Falling
- First edition
- Author: Elizabeth Jane Howard
- Published: 1999 (Macmillan)
- ISBN: 0-330-36889-3

= Falling (Howard novel) =

1999 British novel by Elizabeth Jane Howard

Falling is a 1999 novel by British writer Elizabeth Jane Howard. It was later filmed as a drama for ITV.

==Plot summary==
Set in the Cotswolds, the novel tells the story of a relationship that develops between Henry Kent, a sociopath and fantasist who preys on lonely rich women, and Daisy Langrish, an ageing novelist with two broken marriages behind her.

After meeting Daisy—who has recently bought a cottage in order to start a new life in the country—Henry quickly falls in love with her, and sets about tricking his way into her confidence.

He initially offers to become her gardener—something she reluctantly accepts—then later begins to correspond with her after she suffers an accident during a prolonged trip abroad. These letters start as run of the mill pieces, but as he perceives that she is taking an interest in him, Henry begins to weave her a series of elaborate stories about his life, designed to gain her attention and win her affection.

When Daisy eventually returns home and Henry makes himself indispensable to her after she suffers a fall, they begin an affair. But when Daisy's family and friends learn about the nature of the relationship, they become concerned and start to investigate Henry.
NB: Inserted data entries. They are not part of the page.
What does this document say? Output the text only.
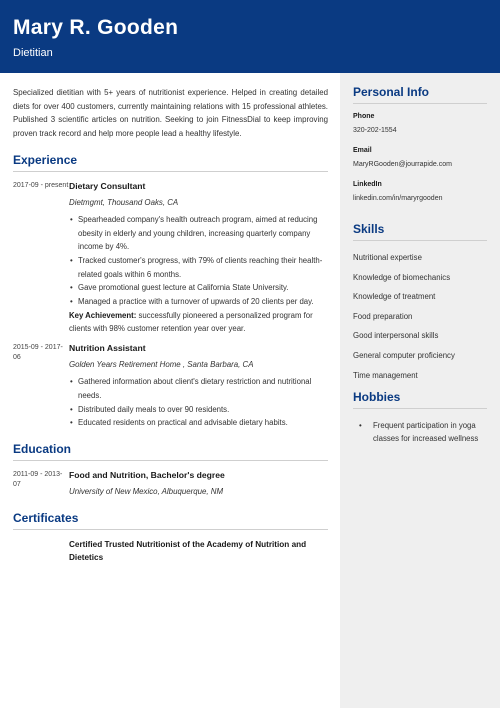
Mary R. Gooden
Dietitian

Specialized dietitian with 5+ years of nutritionist experience. Helped in creating detailed diets for over 400 customers, currently maintaining relations with 15 professional athletes. Published 3 scientific articles on nutrition. Seeking to join FitnessDial to keep improving proven track record and help more people lead a healthy lifestyle.

Experience
2017-09 - present Dietary Consultant
Dietmgmt, Thousand Oaks, CA
• Spearheaded company's health outreach program, aimed at reducing obesity in elderly and young children, increasing quarterly company income by 4%.
• Tracked customer's progress, with 79% of clients reaching their health-related goals within 6 months.
• Gave promotional guest lecture at California State University.
• Managed a practice with a turnover of upwards of 20 clients per day.
Key Achievement: successfully pioneered a personalized program for clients with 98% customer retention year over year.
2015-09 - 2017-06
Nutrition Assistant
Golden Years Retirement Home , Santa Barbara, CA
• Gathered information about client's dietary restriction and nutritional needs.
• Distributed daily meals to over 90 residents.
• Educated residents on practical and advisable dietary habits.
Education
2011-09 - 2013-07
Food and Nutrition, Bachelor's degree
University of New Mexico, Albuquerque, NM
Certificates
Certified Trusted Nutritionist of the Academy of Nutrition and Dietetics
Personal Info
Phone
320-202-1554
Email
MaryRGooden@jourrapide.com
LinkedIn
linkedin.com/in/maryrgooden
Skills
Nutritional expertise
Knowledge of biomechanics
Knowledge of treatment
Food preparation
Good interpersonal skills
General computer proficiency
Time management
Hobbies
• Frequent participation in yoga classes for increased wellness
However, they soon begin to fear that the facts they unearth about his past might have come to light too late to save Daisy from harm.

Howard wrote this novel based on her real life affair with a con-man, as described in her memoir, Slipstream.

==Television adaptation==

The book was made into a drama for ITV set in Yorkshire, starring Michael Kitchen and Penelope Wilton. It was directed by Tristram Powell, and produced by Chris Parr, with the screenplay being written by Andrew Davies. It was produced by Granada Yorkshire, and was broadcast on the 6 March 2005 on ITV1.

Bill Nighy was originally considered for the role of Henry Kent.

===Cast===
- Michael Kitchen - Henry Kent
- Penelope Wilton - Daisy Langrish
- Micaiah Dring - Lily Palmer
- Philip McGinley - Young Henry
- Thomas Lockyer - Jason Redfearn
- Neil Armstrong - Henry's Father
- Thomas McNulty - Little Henry
- Eleanor Tomlinson - Little Daphne
- Joanna David - Lady Carteret
- Alexandra Moen - Daphne
- Sylvestra Le Touzel - Anna Blackstone
- Malcolm Sinclair - Anthony
- Michael Wardle - Doctor
- David Tarkenter - Stanislaw Varensky
- Ella Vale - Charley
- Penny Downie - Hazel

===Filming and production===
Filming took place in Autumn 2004, in locations across Leeds, Wakefield, Bradford, Pendle, along with the Leeds and Liverpool Canal across Yorkshire and Lancashire. Specific Bradford locations include Menston Library, High Royds Hospital, and the UNESCO world heritage neighbourhood of Saltaire. Specific Pendle locations include Greenberfield Locks in Barnoldswick, and J&J News at 102 Colne Road in Earby.